La “vendetta” dell’Unità: anche Piero Pelù incontrò nel 1995 il venerabile Gelli

Piero Pelù ha puntato l’indice contro Matteo Renzi bollandolo come “boy scout di Gelli”? Puntuale, è arrivata la “vendetta” dell’Unità che, nonostante lo stato di agitazione e il conseguente sciopero per i tagli annunciati, ha ricordato in un articolo online che anche il rocker fiorentino ha varcato la soglia di Villa Wanda e ha incontrato il Venerabile capo della P2. L’episodio risale al 1995, quando la band dei Litfiba si trovava nella zona di Arezzo e Pelù, mosso da curiosità, suonò con i suoi colleghi al cancello della residenza di Gelli e venne ricevuto dal padrone di casa. Dinanzi al grande vecchio accusato di essere il regista di tutte le trame oscure del dopoguerra, Pelù – come racconta lui stesso – fu preso dal panico: “Mi ha preso il panico, devo ammettere. Che cosa gli dico ora, mi sono detto tra me e me? Io non sono un giornalista, non sono un detective e non sono neanche Piero Chiambretti che è sempre informatissimo… – recitano le parole di Pelù su un articolo del Corriere della Sera che ricostruisce l’evento – In fondo quel che so è che era capo della P2 in collusione con l’ “Italia nera”, complice la Democrazia cristiana. E siccome Gelli mi è apparso molto sospettoso io, che mi ero autoinvitato a casa sua, non me la sono sentita di apostrofarlo chiaro chiaro con uno: “Scusi, ma di quella bomba, che cosa mi racconta”?». Ovviamente da quell’incontro non arrivarono parole risolutive su nessun buco nero della recente storia italiana: Gelli si limitò a tessere le lodi di Giulio Andreotti e a dire che l’Italia avrebbe svoltato a destra. Quando si dice la banalità dei “grandi vecchi”…
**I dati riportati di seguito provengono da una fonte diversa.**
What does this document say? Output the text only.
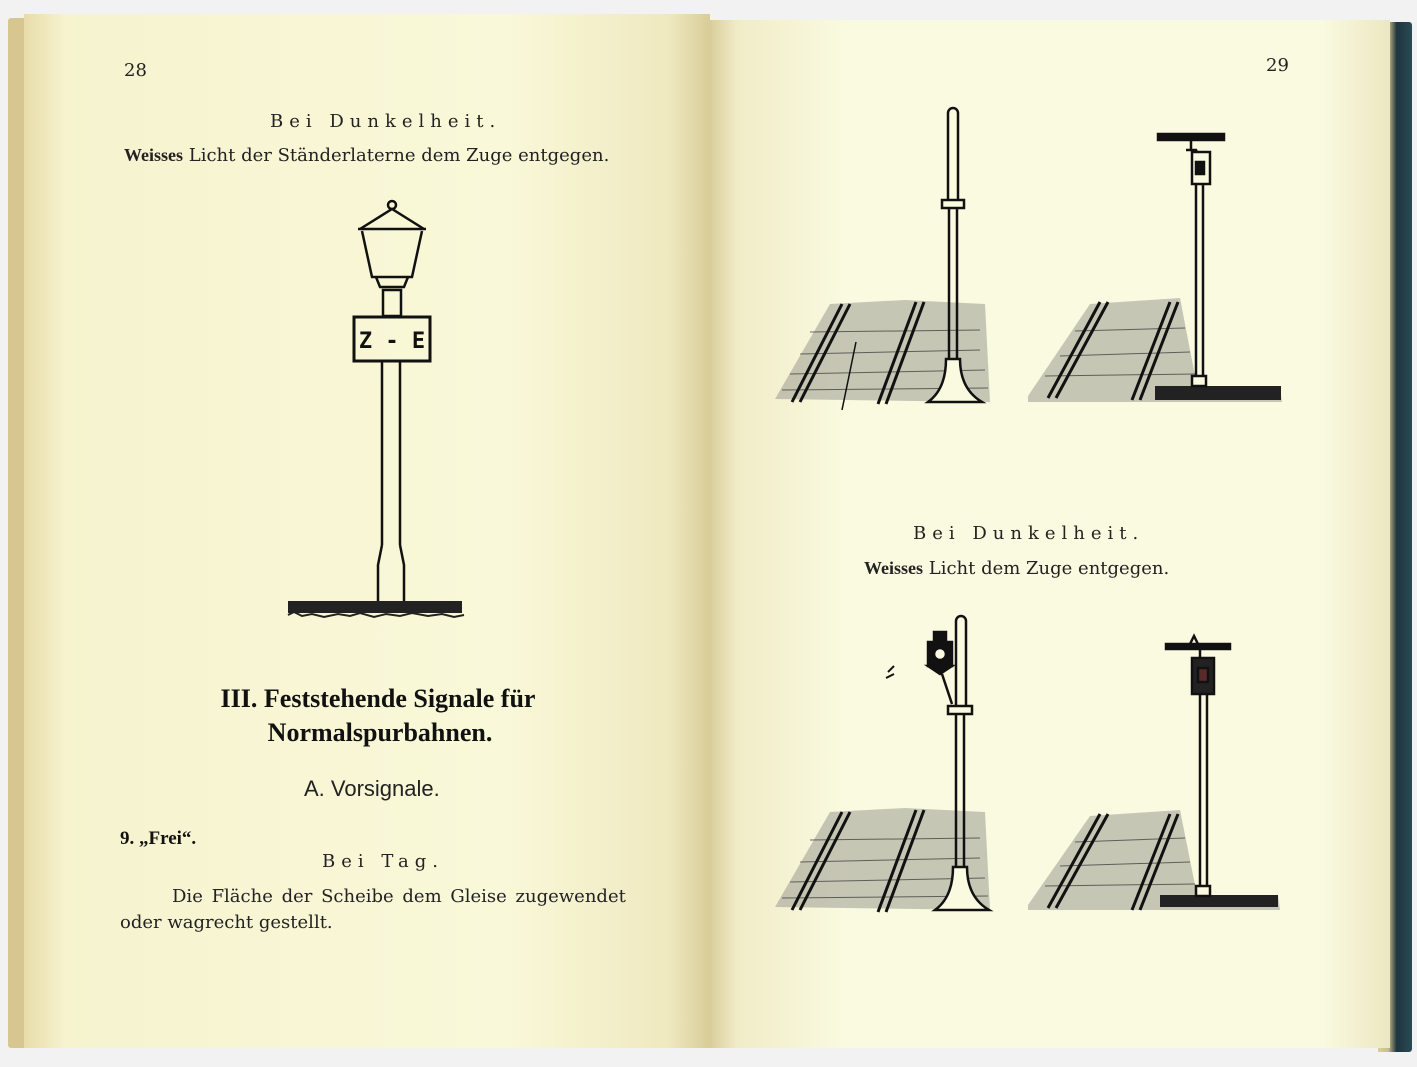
28
Bei Dunkelheit.
Weisses Licht der Ständerlaterne dem Zuge entgegen.
Z - E
III. Feststehende Signale für
Normalspurbahnen.
A. Vorsignale.
9. „Frei“.
Bei Tag.
Die Fläche der Scheibe dem Gleise zugewendet
oder wagrecht gestellt.
29
Bei Dunkelheit.
Weisses Licht dem Zuge entgegen.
L’entourage di Renzi accusa Pelù di avere parlato contro il premier per antiche ruggini personali dopo il fallimento “come ben pagato curatore dell’Estate fiorentina”. Ma il rocker ha voluto mettere i puntini sulle i: “Quell’incarico l’ho lasciato di mia iniziativa nel 2007 mentre Renzi usava milioni di euro pubblici della Provincia Fiorentina anche per fare manifestazioni che duravano pochi giorni”. La guerra di Piero, a quanto pare, continua.